Legislation that would reform how advisers are regulated, increase contribution limits for health savings accounts and strengthen retirement security could fall victim to a tight congressional calendar or partisan divisions this fall.
In late July, before departing for its summer recess, the House approved a bill that would require the Securities and Exchange Commission to change the way it assesses the impact of its rules on small investment advisory firms. It also passed legislation that would increase the contribution limits for health savings accounts.
Next week, House leaders are expected to introduce a so-called Tax Reform 2.0 bill that would encourage the use of annuities in 401k retirement plans, among other retirement-security provisions.
The fate of those measures depends in large part on whether the Senate has the time and bipartisan will to address them. The number of business days remaining in the congressional session is dwindling, and the Senate priorities are federal spending legislation and the Supreme Court nomination of Brett Kavanaugh.
A major challenge facing the adviser-related legislation is a "truncated runway," said Jason Rosenstock, a partner at Thorn Run Partners.
Here's a rundown of the prospects for the bills:
Investment Adviser Regulatory Flexibility Improvement Act
The Investment Adviser Regulatory Flexibility Improvement Act is one of 32 that comprise the JOBS and Investor Confidence Act that the House approved 406-4. But the Senate Banking Committee may not have the appetite to take up the measure, which also includes a provision to change the definition of an accredited investor.

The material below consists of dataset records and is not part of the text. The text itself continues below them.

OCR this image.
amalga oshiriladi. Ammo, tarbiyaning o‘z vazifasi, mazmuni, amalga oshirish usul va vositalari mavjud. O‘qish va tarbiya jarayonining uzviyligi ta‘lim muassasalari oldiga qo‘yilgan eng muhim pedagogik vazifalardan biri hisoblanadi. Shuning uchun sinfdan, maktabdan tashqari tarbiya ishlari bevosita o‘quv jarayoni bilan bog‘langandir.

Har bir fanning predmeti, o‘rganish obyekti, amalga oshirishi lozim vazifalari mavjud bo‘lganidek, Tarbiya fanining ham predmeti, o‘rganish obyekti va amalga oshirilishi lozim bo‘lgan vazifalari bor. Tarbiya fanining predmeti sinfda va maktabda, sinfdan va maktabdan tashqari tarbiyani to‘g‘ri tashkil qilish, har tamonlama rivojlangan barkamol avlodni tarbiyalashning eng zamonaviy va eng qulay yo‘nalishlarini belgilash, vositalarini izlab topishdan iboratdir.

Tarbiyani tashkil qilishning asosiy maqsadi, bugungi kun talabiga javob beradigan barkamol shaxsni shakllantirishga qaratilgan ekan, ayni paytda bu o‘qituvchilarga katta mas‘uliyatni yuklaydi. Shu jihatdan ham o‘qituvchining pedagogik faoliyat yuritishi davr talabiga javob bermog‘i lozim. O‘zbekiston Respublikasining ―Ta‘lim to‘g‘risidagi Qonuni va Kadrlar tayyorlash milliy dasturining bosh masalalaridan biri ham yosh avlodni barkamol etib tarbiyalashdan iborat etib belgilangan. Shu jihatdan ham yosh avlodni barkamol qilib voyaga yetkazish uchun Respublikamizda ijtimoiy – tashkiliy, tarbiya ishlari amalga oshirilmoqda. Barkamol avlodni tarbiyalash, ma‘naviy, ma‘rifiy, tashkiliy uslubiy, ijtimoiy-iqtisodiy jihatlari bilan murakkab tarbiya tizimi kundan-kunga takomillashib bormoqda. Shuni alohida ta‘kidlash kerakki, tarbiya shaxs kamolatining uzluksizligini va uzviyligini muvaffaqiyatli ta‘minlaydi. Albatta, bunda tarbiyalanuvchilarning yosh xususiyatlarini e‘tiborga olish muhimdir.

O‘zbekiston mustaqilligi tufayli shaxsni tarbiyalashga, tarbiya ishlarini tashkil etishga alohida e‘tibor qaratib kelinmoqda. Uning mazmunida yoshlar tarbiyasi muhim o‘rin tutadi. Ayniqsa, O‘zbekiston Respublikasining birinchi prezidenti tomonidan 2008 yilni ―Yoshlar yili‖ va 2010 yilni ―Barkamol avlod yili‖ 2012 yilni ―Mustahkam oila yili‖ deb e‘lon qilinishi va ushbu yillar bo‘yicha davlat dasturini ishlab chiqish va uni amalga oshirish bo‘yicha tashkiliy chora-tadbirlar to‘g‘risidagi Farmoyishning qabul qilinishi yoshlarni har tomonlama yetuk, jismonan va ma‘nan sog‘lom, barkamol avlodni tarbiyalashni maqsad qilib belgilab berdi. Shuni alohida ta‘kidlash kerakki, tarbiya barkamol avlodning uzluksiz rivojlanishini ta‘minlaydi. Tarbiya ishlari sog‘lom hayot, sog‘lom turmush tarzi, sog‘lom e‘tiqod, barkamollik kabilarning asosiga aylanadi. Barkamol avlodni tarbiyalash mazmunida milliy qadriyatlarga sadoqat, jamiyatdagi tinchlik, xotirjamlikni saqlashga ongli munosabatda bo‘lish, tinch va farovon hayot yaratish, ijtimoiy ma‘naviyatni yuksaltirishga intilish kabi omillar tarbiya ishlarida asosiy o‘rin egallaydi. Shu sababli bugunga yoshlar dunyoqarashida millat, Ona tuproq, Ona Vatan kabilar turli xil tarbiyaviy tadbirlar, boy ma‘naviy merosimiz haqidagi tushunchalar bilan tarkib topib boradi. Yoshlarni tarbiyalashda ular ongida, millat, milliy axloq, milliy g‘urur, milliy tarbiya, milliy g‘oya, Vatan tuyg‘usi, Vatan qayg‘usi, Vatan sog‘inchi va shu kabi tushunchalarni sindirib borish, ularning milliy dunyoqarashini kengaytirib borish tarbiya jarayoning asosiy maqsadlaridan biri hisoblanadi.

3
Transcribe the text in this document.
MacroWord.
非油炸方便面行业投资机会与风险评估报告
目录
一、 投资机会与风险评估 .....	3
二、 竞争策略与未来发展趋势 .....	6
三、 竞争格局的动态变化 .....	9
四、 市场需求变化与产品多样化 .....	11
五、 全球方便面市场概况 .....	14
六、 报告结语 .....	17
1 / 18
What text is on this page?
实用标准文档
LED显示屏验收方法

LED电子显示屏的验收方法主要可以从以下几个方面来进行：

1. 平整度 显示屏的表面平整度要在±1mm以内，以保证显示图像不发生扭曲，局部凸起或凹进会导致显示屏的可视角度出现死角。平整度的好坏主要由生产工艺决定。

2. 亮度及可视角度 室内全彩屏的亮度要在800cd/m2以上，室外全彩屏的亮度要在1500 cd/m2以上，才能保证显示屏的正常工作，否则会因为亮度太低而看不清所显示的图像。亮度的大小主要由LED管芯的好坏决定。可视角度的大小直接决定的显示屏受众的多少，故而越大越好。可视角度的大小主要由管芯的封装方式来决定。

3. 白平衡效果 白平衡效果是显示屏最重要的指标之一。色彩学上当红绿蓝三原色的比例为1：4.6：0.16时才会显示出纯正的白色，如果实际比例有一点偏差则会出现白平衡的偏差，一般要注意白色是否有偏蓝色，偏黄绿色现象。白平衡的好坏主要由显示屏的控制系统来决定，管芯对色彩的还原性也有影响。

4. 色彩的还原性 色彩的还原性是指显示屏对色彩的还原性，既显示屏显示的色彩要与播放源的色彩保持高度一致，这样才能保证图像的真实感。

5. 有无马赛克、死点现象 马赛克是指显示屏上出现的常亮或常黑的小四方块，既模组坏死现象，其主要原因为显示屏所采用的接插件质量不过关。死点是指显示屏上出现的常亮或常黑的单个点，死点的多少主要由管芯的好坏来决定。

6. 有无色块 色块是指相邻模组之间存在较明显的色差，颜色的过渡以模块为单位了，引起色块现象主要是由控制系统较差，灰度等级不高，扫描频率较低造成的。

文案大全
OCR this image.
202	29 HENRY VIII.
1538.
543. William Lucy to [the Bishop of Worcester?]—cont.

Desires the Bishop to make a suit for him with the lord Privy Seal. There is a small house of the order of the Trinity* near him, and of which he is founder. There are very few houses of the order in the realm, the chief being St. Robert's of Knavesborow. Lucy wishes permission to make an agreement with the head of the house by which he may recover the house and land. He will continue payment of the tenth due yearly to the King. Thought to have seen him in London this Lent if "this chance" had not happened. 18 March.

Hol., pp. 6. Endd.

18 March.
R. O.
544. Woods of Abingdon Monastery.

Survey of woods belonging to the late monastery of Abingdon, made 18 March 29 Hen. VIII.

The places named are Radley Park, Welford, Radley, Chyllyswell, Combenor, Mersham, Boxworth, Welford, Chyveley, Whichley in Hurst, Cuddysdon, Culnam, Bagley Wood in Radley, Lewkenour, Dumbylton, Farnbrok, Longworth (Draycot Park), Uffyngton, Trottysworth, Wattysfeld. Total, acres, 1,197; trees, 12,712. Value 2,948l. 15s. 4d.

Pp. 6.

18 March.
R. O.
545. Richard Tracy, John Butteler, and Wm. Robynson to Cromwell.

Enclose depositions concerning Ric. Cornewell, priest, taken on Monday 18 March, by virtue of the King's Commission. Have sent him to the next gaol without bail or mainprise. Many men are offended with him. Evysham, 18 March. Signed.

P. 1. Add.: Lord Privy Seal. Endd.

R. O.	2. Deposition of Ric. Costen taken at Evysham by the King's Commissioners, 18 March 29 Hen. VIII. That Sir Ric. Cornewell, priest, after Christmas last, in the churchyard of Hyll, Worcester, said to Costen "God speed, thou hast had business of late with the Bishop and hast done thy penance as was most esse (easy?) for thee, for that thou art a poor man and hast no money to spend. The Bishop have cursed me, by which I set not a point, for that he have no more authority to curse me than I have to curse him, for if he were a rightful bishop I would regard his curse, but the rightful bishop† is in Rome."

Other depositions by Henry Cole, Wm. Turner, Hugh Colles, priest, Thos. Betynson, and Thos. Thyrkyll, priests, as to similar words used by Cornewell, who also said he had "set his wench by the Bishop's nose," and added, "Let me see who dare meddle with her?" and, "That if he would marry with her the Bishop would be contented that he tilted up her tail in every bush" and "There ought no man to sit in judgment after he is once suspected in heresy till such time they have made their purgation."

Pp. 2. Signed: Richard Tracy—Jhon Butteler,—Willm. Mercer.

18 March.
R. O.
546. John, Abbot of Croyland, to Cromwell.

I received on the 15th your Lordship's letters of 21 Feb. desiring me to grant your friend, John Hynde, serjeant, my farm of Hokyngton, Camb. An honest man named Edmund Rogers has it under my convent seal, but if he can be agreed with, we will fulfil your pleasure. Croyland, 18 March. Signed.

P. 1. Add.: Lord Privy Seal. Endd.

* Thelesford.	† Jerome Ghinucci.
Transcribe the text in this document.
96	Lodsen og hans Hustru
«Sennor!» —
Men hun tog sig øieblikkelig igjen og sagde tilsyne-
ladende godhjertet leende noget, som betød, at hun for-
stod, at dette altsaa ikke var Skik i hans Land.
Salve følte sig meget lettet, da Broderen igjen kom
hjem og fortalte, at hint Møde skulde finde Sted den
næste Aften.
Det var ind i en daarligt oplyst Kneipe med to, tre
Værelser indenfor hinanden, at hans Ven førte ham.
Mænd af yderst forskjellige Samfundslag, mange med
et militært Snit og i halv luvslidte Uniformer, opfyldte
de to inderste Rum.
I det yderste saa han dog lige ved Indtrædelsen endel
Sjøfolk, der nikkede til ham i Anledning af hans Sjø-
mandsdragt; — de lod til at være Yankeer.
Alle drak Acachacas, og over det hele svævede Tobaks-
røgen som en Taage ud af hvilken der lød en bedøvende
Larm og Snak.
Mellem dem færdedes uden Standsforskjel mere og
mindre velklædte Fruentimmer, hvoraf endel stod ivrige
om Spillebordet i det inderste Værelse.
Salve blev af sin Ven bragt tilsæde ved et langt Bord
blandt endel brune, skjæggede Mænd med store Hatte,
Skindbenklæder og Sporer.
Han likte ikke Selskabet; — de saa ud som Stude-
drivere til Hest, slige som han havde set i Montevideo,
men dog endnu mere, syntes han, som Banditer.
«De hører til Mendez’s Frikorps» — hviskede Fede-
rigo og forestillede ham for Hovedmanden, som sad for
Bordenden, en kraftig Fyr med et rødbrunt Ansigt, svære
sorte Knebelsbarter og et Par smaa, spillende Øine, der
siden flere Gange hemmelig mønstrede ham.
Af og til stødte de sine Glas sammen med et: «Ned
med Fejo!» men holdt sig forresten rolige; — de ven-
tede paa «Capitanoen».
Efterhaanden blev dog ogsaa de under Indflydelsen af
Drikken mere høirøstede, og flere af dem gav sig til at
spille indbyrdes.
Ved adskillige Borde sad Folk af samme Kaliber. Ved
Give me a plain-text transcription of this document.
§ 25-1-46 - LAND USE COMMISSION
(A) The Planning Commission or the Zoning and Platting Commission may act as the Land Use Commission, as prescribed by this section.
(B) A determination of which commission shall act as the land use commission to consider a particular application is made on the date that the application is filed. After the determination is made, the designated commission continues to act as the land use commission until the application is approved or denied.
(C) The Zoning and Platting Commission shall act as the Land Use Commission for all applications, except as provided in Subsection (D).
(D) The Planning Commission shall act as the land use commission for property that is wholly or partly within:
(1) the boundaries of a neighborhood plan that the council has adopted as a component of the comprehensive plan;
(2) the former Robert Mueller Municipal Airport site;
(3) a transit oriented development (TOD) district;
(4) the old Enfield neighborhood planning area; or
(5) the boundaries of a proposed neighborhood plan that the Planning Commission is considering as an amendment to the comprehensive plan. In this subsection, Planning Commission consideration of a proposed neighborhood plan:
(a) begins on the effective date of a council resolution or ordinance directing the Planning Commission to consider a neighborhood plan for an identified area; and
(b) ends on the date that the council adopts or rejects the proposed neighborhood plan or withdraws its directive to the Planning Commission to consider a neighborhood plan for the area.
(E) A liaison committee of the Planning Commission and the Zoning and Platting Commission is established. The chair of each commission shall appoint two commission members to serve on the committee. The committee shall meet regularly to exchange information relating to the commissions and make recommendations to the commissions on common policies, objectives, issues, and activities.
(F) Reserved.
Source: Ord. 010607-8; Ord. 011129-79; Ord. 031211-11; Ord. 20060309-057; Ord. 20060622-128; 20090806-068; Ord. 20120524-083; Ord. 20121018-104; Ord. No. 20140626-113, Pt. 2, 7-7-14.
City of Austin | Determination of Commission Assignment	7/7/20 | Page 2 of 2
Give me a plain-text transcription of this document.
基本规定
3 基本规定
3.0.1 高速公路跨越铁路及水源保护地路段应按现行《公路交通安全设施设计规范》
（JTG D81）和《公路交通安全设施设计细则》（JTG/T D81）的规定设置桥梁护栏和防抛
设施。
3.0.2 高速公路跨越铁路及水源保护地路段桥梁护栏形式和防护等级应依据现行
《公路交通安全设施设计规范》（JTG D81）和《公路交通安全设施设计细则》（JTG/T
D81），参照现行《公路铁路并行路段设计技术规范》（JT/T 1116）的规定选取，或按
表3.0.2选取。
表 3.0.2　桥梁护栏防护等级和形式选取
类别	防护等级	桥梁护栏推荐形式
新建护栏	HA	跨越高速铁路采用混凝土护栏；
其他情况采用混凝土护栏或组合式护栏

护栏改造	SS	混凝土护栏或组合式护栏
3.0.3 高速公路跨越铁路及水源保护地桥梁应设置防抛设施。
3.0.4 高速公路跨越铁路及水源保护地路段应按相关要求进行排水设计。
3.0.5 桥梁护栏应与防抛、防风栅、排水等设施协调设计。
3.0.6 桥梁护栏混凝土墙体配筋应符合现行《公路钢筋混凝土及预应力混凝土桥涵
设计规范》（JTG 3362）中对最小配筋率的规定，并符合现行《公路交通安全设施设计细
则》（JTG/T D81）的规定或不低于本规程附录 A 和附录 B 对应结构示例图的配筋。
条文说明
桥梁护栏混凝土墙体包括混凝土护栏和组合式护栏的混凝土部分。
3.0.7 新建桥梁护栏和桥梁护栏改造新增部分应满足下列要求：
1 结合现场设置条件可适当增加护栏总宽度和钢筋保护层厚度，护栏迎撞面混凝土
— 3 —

"Although we remain hopeful, it is looking less than likely that that whole package of bills will be considered by the Senate," said Neil Simon, vice president of government relations at the Investment Adviser Association. "I don't see a lot of interest in the Senate in considering separately any of the components of this 32-bill package."
Chances: 6-5 pick 'em
One of the HSA bills that the House passed in late July, H.R. 6311, would almost double the contribution limit for the vehicles to $6,750 for individuals and $13,500 for a household. It was approved, 242-176, with the support of 12 Democrats.
That may not translate to enough Democratic support in the Senate to overcome the 60-vote filibuster threshold. Many Democrats have asserted that HSAs — which allow for tax-free build up of funds to cover medical expenses that also can serve as retirement-savings tool — mostly benefit wealthy people.
Advocates maintain some hope that HSA contribution-reform could be included in must-pass legislation.
"The chances are 50-50 on raising contribution limits," said Roy Ramthun, president of HSA Consulting Services. "I can see cases where it's likely to move and cases where it's less likely to move."
Retirement Enhancement and Savings Act
Next week, the House Ways and Means Committee is expected to begin work on Tax Reform 2.0, a measure that could include the Retirement Enhancement and Savings Act. That bill would encourage the use of annuities in 401k plans and allow small businesses to band together to offer 401k plans to their workers, among other provisions.
"That is a positive sign that the House is focusing on retirement security issues," said Paul Richman, vice president of government affairs at the Insured Retirement Institute.
Two years ago, the Senate Finance Committee approved RESA, and it was re-introduced this year by the panel's chairman and ranking member. Last week, President Donald J. Trump signed an executive order designed to help more workers save for retirement.
The momentum for retirement policy is raising hopes that legislation will make it to Mr. Trump's desk this year.
"I'd really like to think it is something we could get done before the end of this Congress," said Chris Spence, senior director of federal government relations at TIAA.
Even if bills die this fall, getting this far will give them a boost when they're re-introduced next year in the new Congress.
"You're not starting from ground-zero," Mr. Simon said.